Toute l'intrigue tourne autour de cet appendice planté au milieu du visage, qui, en général, n'est pas regardé, que l'on ignore par pudeur. Le nez est le fil conducteur de l'intrigue, il fait l'intrigue, il est l'intrigue. En un mot, le nez est un actant principal.

Que le nez soit actant n'a rien de nouveau, les exemples de nez actants abondent dans la littérature du personnage de Nasone au grand nez d'Ovide en passant par Gogol, des contes licencieux du XVIIIe siècle à la littérature enfantine illustrée par Pinocchio.

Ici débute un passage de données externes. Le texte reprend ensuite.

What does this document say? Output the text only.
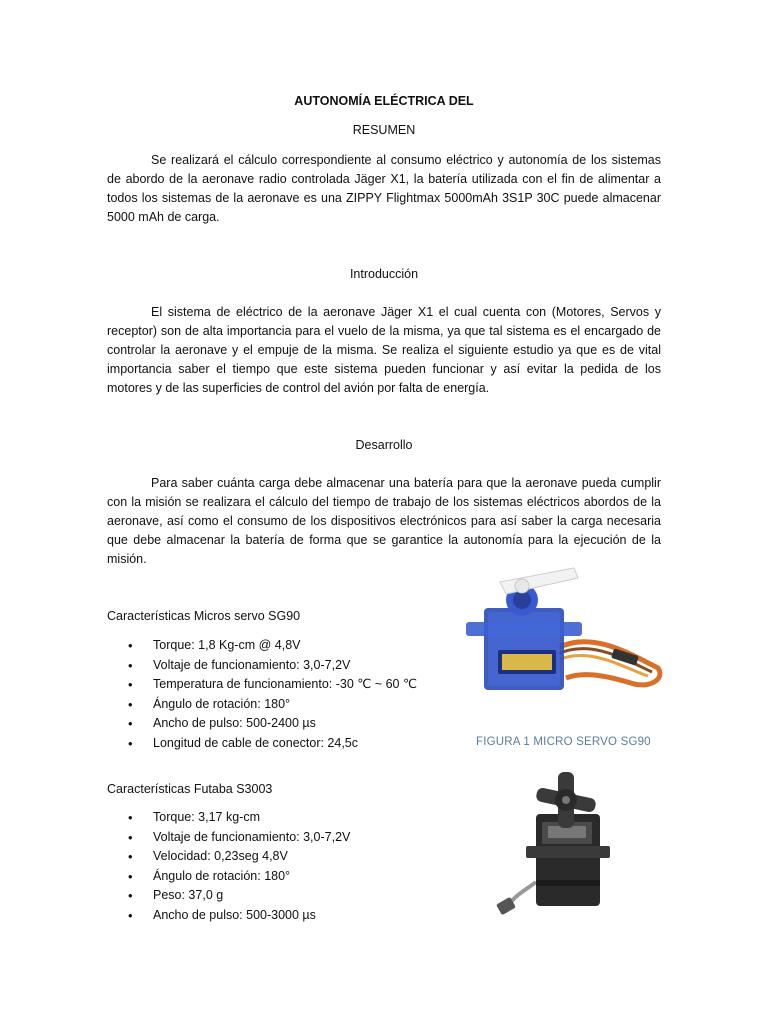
AUTONOMÍA ELÉCTRICA DEL
RESUMEN

Se realizará el cálculo correspondiente al consumo eléctrico y autonomía de los sistemas de abordo de la aeronave radio controlada Jäger X1, la batería utilizada con el fin de alimentar a todos los sistemas de la aeronave es una ZIPPY Flightmax 5000mAh 3S1P 30C puede almacenar 5000 mAh de carga.

Introducción

El sistema de eléctrico de la aeronave Jäger X1 el cual cuenta con (Motores, Servos y receptor) son de alta importancia para el vuelo de la misma, ya que tal sistema es el encargado de controlar la aeronave y el empuje de la misma. Se realiza el siguiente estudio ya que es de vital importancia saber el tiempo que este sistema pueden funcionar y así evitar la pedida de los motores y de las superficies de control del avión por falta de energía.

Desarrollo

Para saber cuánta carga debe almacenar una batería para que la aeronave pueda cumplir con la misión se realizara el cálculo del tiempo de trabajo de los sistemas eléctricos abordos de la aeronave, así como el consumo de los dispositivos electrónicos para así saber la carga necesaria que debe almacenar la batería de forma que se garantice la autonomía para la ejecución de la misión.

Características Micros servo SG90
• Torque: 1,8 Kg-cm @ 4,8V
• Voltaje de funcionamiento: 3,0-7,2V
• Temperatura de funcionamiento: -30 ℃ ~ 60 ℃
• Ángulo de rotación: 180°
• Ancho de pulso: 500-2400 µs
• Longitud de cable de conector: 24,5c	FIGURA 1 MICRO SERVO SG90
Características Futaba S3003
• Torque: 3,17 kg-cm
• Voltaje de funcionamiento: 3,0-7,2V
• Velocidad: 0,23seg 4,8V
• Ángulo de rotación: 180°
• Peso: 37,0 g
• Ancho de pulso: 500-3000 µs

Des personnages: le Doctor et Pantalone, de la Commedia dell'arte, dont la troupe porte sur ses masques des nez imposants jusqu'aux oeuvres d'art, telle la célèbre sculpture de nez de Giacometti. Il y a donc un retour aux mythes. Entre Cyrano et son nez se crée une symbiose où le nez est l'actant. D'objet/organe, il devient sujet /personnage ayant une âme, une personnalité propre :

« Attendu qu'un grand nez est proprement l'indice d'un homme affable, bon, courtois, spirituel, libéral courageux tel que je suis (...) » (I,iv: 43)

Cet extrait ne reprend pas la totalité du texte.